Why patterns matter for safety in Typescript - Performance Analysis
When we write code, certain patterns repeat many times. Understanding how these patterns affect the time it takes for code to run helps us keep programs safe and efficient.
We want to know how the work grows as the input gets bigger, so our code stays reliable and fast.
Analyze the time complexity of the following code snippet.
function checkPattern(arr: number[]): boolean {
for (let i = 0; i < arr.length; i++) {
if (arr[i] === 0) {
return true;
}
}
return false;
}
This code checks if the number 0 appears anywhere in the array.
Identify the loops, recursion, array traversals that repeat.
- Primary operation: Looping through the array elements one by one.
- How many times: Up to the length of the array, stopping early if 0 is found.
Explain the growth pattern intuitively.
| Input Size (n) | Approx. Operations |
|---|---|
| 10 | Up to 10 checks |
| 100 | Up to 100 checks |
| 1000 | Up to 1000 checks |
Pattern observation: The number of checks grows directly with the size of the input array.
Time Complexity: O(n)
This means the time to finish grows in a straight line with the input size.

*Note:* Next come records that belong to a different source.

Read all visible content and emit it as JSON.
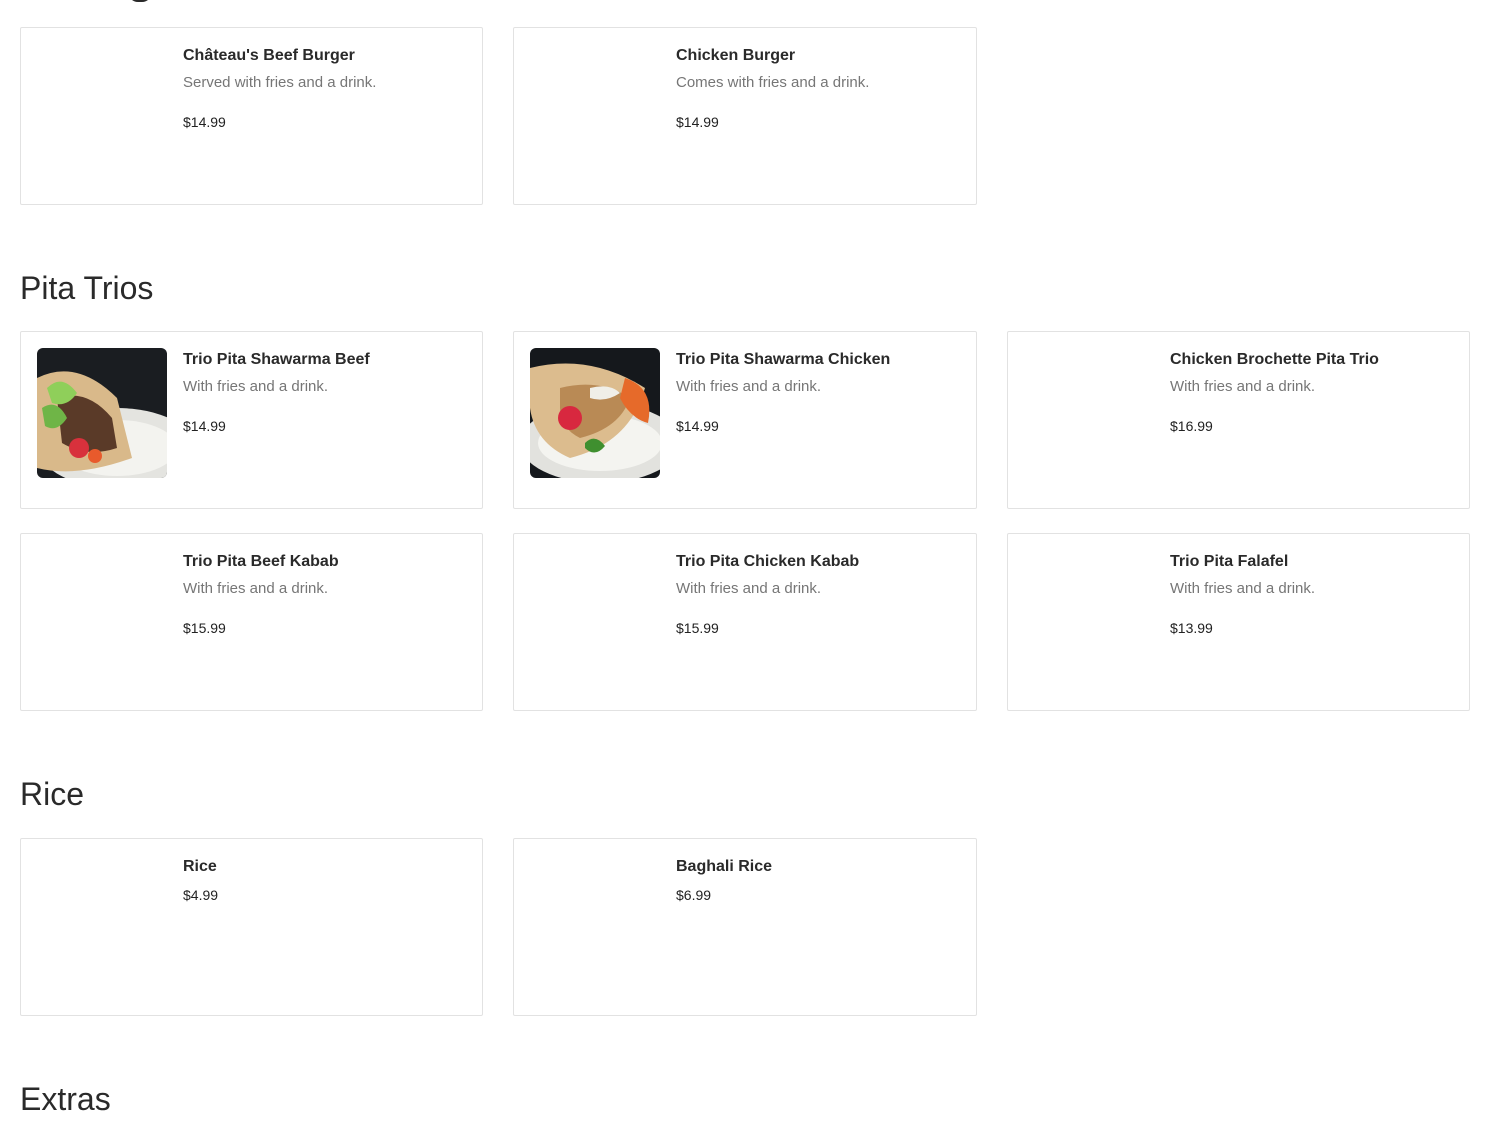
{
  "sections": {
    "top": {
      "items": [
        {
          "name": "Château's Beef Burger",
          "desc": "Served with fries and a drink.",
          "price": "$14.99"
        },
        {
          "name": "Chicken Burger",
          "desc": "Comes with fries and a drink.",
          "price": "$14.99"
        }
      ]
    },
    "pita_trios": {
      "title": "Pita Trios",
      "items": [
        {
          "name": "Trio Pita Shawarma Beef",
          "desc": "With fries and a drink.",
          "price": "$14.99"
        },
        {
          "name": "Trio Pita Shawarma Chicken",
          "desc": "With fries and a drink.",
          "price": "$14.99"
        },
        {
          "name": "Chicken Brochette Pita Trio",
          "desc": "With fries and a drink.",
          "price": "$16.99"
        },
        {
          "name": "Trio Pita Beef Kabab",
          "desc": "With fries and a drink.",
          "price": "$15.99"
        },
        {
          "name": "Trio Pita Chicken Kabab",
          "desc": "With fries and a drink.",
          "price": "$15.99"
        },
        {
          "name": "Trio Pita Falafel",
          "desc": "With fries and a drink.",
          "price": "$13.99"
        }
      ]
    },
    "rice": {
      "title": "Rice",
      "items": [
        {
          "name": "Rice",
          "price": "$4.99"
        },
        {
          "name": "Baghali Rice",
          "price": "$6.99"
        }
      ]
    },
    "extras": {
      "title": "Extras"
    }
  }
}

[X] Wrong: "The code always checks every item no matter what."
[OK] Correct: The code stops early when it finds 0, so sometimes it does less work than the full array length.
Knowing how patterns like loops affect time helps you explain your code clearly and shows you understand how to keep programs safe and efficient.
"What if we changed the code to check for every zero and count them instead of stopping early? How would the time complexity change?"